Коробка сжималась вокруг, невидимая, но существовавшая. Она его не отпускала. Но навсегда сдержать не могла. Эх, ещё бы время хоть как-нибудь узнать…
========== 4 / 6. Диссонанс ==========
— 16 октября 2017
В детском доме было негласное правило: драки за границы не выходили. Воспитатели, несомненно, знали о регулярных стычках детей, но игнорировать факт было проще, чем что-то с ним делать. Постоянные побои, постоянные избиения, то кто-то тебя, то ты кого-то… Антону не особо повезло с приютом. Зато здесь он мог приучаться к людям, которых остерегался с периода улиц, привыкать к обществу и перенимать его законы. Антону это не нравилось, но приходилось.

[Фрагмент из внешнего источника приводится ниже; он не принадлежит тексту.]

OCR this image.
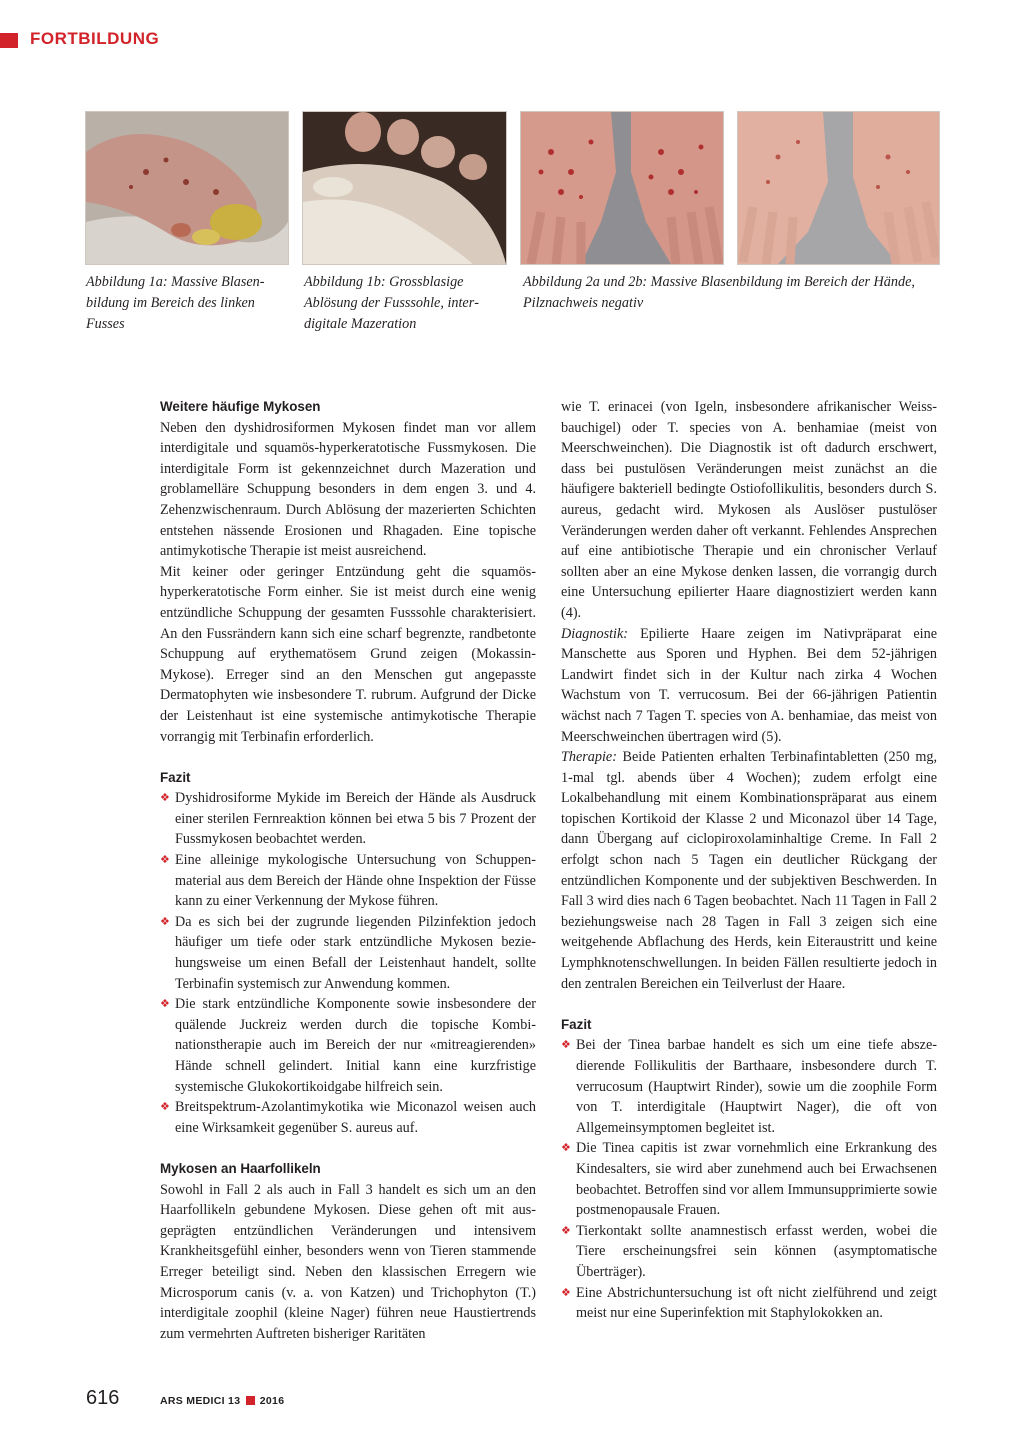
FORTBILDUNG
Abbildung 1a: Massive Blasenbildung im Bereich des linken Fusses
Abbildung 1b: Grossblasige Ablösung der Fusssohle, interdigitale Mazeration
Abbildung 2a und 2b: Massive Blasenbildung im Bereich der Hände, Pilznachweis negativ
Weitere häufige Mykosen

Neben den dyshidrosiformen Mykosen findet man vor allem interdigitale und squamös-hyperkeratotische Fussmykosen. Die interdigitale Form ist gekennzeichnet durch Mazeration und groblamelläre Schuppung besonders in dem engen 3. und 4. Zehenzwischenraum. Durch Ablösung der mazerierten Schichten entstehen nässende Erosionen und Rhagaden. Eine topische antimykotische Therapie ist meist ausreichend.

Mit keiner oder geringer Entzündung geht die squamös-hyperkeratotische Form einher. Sie ist meist durch eine wenig entzündliche Schuppung der gesamten Fusssohle charakterisiert. An den Fussrändern kann sich eine scharf begrenzte, randbetonte Schuppung auf erythematösem Grund zeigen (Mokassin-Mykose). Erreger sind an den Menschen gut angepasste Dermatophyten wie insbesondere T. rubrum. Aufgrund der Dicke der Leistenhaut ist eine systemische antimykotische Therapie vorrangig mit Terbinafin erforderlich.

Fazit

❖ Dyshidrosiforme Mykide im Bereich der Hände als Ausdruck einer sterilen Fernreaktion können bei etwa 5 bis 7 Prozent der Fussmykosen beobachtet werden.

❖ Eine alleinige mykologische Untersuchung von Schuppenmaterial aus dem Bereich der Hände ohne Inspektion der Füsse kann zu einer Verkennung der Mykose führen.

❖ Da es sich bei der zugrunde liegenden Pilzinfektion jedoch häufiger um tiefe oder stark entzündliche Mykosen beziehungsweise um einen Befall der Leistenhaut handelt, sollte Terbinafin systemisch zur Anwendung kommen.

❖ Die stark entzündliche Komponente sowie insbesondere der quälende Juckreiz werden durch die topische Kombinationstherapie auch im Bereich der nur «mitreagierenden» Hände schnell gelindert. Initial kann eine kurzfristige systemische Glukokortikoidgabe hilfreich sein.

❖ Breitspektrum-Azolantimykotika wie Miconazol weisen auch eine Wirksamkeit gegenüber S. aureus auf.

Mykosen an Haarfollikeln

Sowohl in Fall 2 als auch in Fall 3 handelt es sich um an den Haarfollikeln gebundene Mykosen. Diese gehen oft mit ausgeprägten entzündlichen Veränderungen und intensivem Krankheitsgefühl einher, besonders wenn von Tieren stammende Erreger beteiligt sind. Neben den klassischen Erregern wie Microsporum canis (v. a. von Katzen) und Trichophyton (T.) interdigitale zoophil (kleine Nager) führen neue Haustiertrends zum vermehrten Auftreten bisheriger Raritäten

wie T. erinacei (von Igeln, insbesondere afrikanischer Weissbauchigel) oder T. species von A. benhamiae (meist von Meerschweinchen). Die Diagnostik ist oft dadurch erschwert, dass bei pustulösen Veränderungen meist zunächst an die häufigere bakteriell bedingte Ostiofollikulitis, besonders durch S. aureus, gedacht wird. Mykosen als Auslöser pustulöser Veränderungen werden daher oft verkannt. Fehlendes Ansprechen auf eine antibiotische Therapie und ein chronischer Verlauf sollten aber an eine Mykose denken lassen, die vorrangig durch eine Untersuchung epilierter Haare diagnostiziert werden kann (4).

Diagnostik: Epilierte Haare zeigen im Nativpräparat eine Manschette aus Sporen und Hyphen. Bei dem 52-jährigen Landwirt findet sich in der Kultur nach zirka 4 Wochen Wachstum von T. verrucosum. Bei der 66-jährigen Patientin wächst nach 7 Tagen T. species von A. benhamiae, das meist von Meerschweinchen übertragen wird (5).

Therapie: Beide Patienten erhalten Terbinafintabletten (250 mg, 1-mal tgl. abends über 4 Wochen); zudem erfolgt eine Lokalbehandlung mit einem Kombinationspräparat aus einem topischen Kortikoid der Klasse 2 und Miconazol über 14 Tage, dann Übergang auf ciclopiroxolaminhaltige Creme. In Fall 2 erfolgt schon nach 5 Tagen ein deutlicher Rückgang der entzündlichen Komponente und der subjektiven Beschwerden. In Fall 3 wird dies nach 6 Tagen beobachtet. Nach 11 Tagen in Fall 2 beziehungsweise nach 28 Tagen in Fall 3 zeigen sich eine weitgehende Abflachung des Herds, kein Eiteraustritt und keine Lymphknotenschwellungen. In beiden Fällen resultierte jedoch in den zentralen Bereichen ein Teilverlust der Haare.

Fazit

❖ Bei der Tinea barbae handelt es sich um eine tiefe abszedierende Follikulitis der Barthaare, insbesondere durch T. verrucosum (Hauptwirt Rinder), sowie um die zoophile Form von T. interdigitale (Hauptwirt Nager), die oft von Allgemeinsymptomen begleitet ist.

❖ Die Tinea capitis ist zwar vornehmlich eine Erkrankung des Kindesalters, sie wird aber zunehmend auch bei Erwachsenen beobachtet. Betroffen sind vor allem Immunsupprimierte sowie postmenopausale Frauen.

❖ Tierkontakt sollte anamnestisch erfasst werden, wobei die Tiere erscheinungsfrei sein können (asymptomatische Überträger).

❖ Eine Abstrichuntersuchung ist oft nicht zielführend und zeigt meist nur eine Superinfektion mit Staphylokokken an.

616	ARS MEDICI 13 2016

Ребята из дома называли его нелюдимым, молчаливым, замкнутым. Репетиторы боролись за каждый шаг. Антон учился быстро, но неохотно и без желания — и так понятно, что ему не пригодится. Зачем? Он не собирался прожить долго. Он не знал, ради чего существовал, и какая-то учёба не могла подарить ему ощущение целостности. С Настей всё это ушло. С ней и кровью Саввы, отмытой с грязных ладоней. Три года на улицах были плохими, но тогда он хотя бы ощущал, что приносило пользу — все смотрели на него, и про другую девочку никто не вспоминал. Она была в безопасности благодаря ему, и это давало ему стимул жить дальше.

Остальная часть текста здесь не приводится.